2015 will be over in just a few hours and I am not sure how I feel about that.
I don't know if I am to be happy or sad. I guess I still wish I could go back in time and hug him once more. I would sit for hours and hold his hand and tell him how much he means to me and how much I appreciated every single thing that he did. We would make every effort to be the healthiest people ever and make every moment together count.
2015 started with such hope and excitement. Hannah's cheer team had just received a bid to nationals in Florida and we were planning the trip to Orlando. We were halfway through our second year of homeschooling and it was going so well. Both of our jobs were very productive and we were in such a good place. As the year went on, cheer competition season kept us busy through May. In April, while we were in Nashville for cheer, he began to see how much his dad was deteriorating. His dad had been through so much. From a massive heart attack, years ago, he ended up with a heart transplant in 2004. He had a great heart, both physically and spiritually, but other conditions came up causing his health to suffer. Little did we know that just a month later, we would spend his last days by his bed side. The family grew close but we lost the patriarch of the family. I told Mike then that I didn't want to watch him suffer like that. The genes in the family were strong, I knew. He didn't either and began to take steps again to get healthier.
He made an appointment with the doctor but couldn't get in for over a month. In the meantime, we celebrated my birthday with evening of fondue and in August we celebrated our 20th wedding anniversary. It was the best time we had together as just the two of us. Even in the middle of celebrating, I could see that something was weighing on him. I will always believe it was the dr appointment that would happen at the end of the month.

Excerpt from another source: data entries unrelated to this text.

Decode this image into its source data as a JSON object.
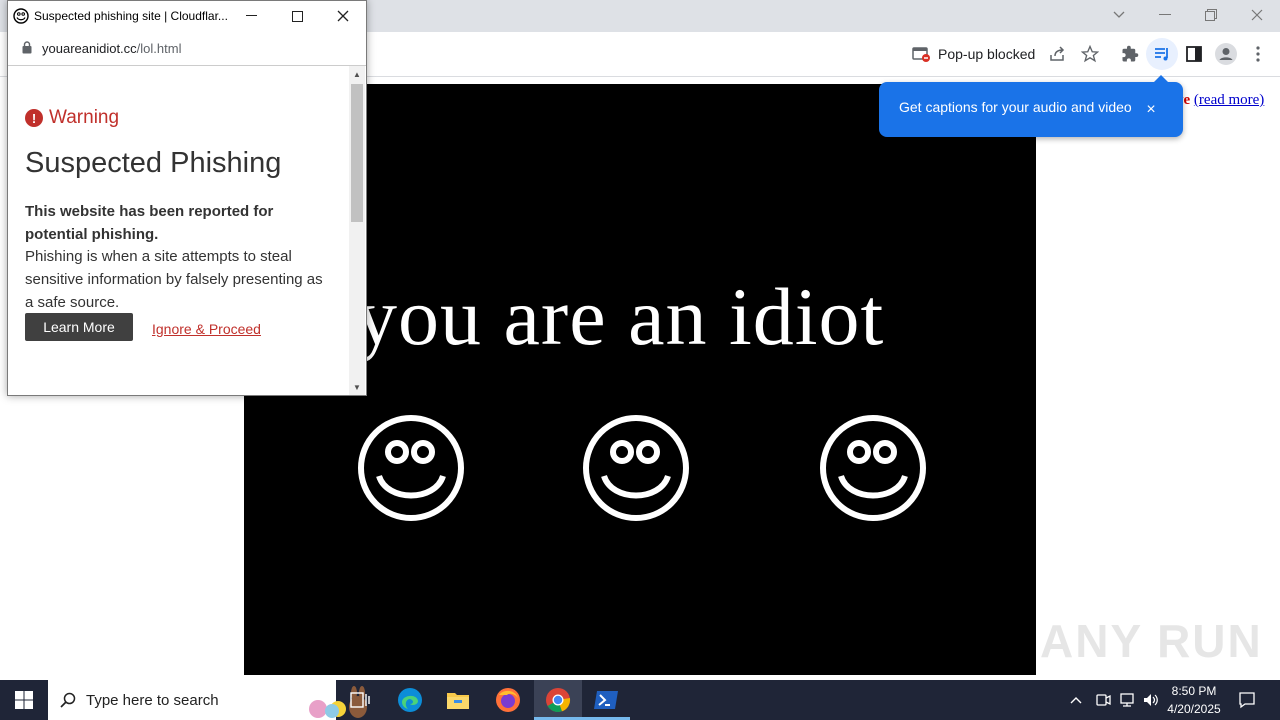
{
  "browser": {
    "popup_blocked_label": "Pop-up blocked",
    "read_more_prefix": "ve",
    "read_more_link": "(read more)"
  },
  "stage": {
    "headline": "you are an idiot",
    "smiley_count": 3
  },
  "captions_tooltip": {
    "text": "Get captions for your audio and video",
    "close": "×"
  },
  "popup": {
    "title": "Suspected phishing site | Cloudflar...",
    "url_host": "youareanidiot.cc",
    "url_path": "/lol.html",
    "warning_label": "Warning",
    "heading": "Suspected Phishing",
    "bold_text": "This website has been reported for potential phishing.",
    "description": "Phishing is when a site attempts to steal sensitive information by falsely presenting as a safe source.",
    "learn_more": "Learn More",
    "ignore_proceed": "Ignore & Proceed"
  },
  "watermark": "ANY RUN",
  "taskbar": {
    "search_placeholder": "Type here to search",
    "time": "8:50 PM",
    "date": "4/20/2025"
  },
  "colors": {
    "warning_red": "#c0302b",
    "tooltip_blue": "#1a73e8",
    "taskbar_bg": "#1f2537"
  }
}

Between September and October, he had to wear a heart monitor all the time and he was discouraged but hopeful. The doctor said it wasn't just a difficult situation but a dangerously difficult re was a blood clot in his heart and it was out of rhythm. I worried about stroke but not losing him. I put my big girl pants on and took over mowing grass, taking out trash and other things so he didn't have to do them. On that dreadful October day when I got the phone call from Hannah while I was at work, I knew that the thing I didn't want to ever happen had just happened. When the police officer stopped me in my foyer, my world stopped. 2015 stopped.
I have learned about community and family and strength and so much more in the last few months. I feel closer than I ever have to Hannah and I felt we were already close. We stick together and help each other. I miss him so very much but I know I never wanted him to suffer and he didn't. He took a nap but didn't wake up. I don't know what 2016 will bring and don't know how to begin a new year without him. It will be the first one since 1994 that I started without him. He is in my heart and always will be a part of us.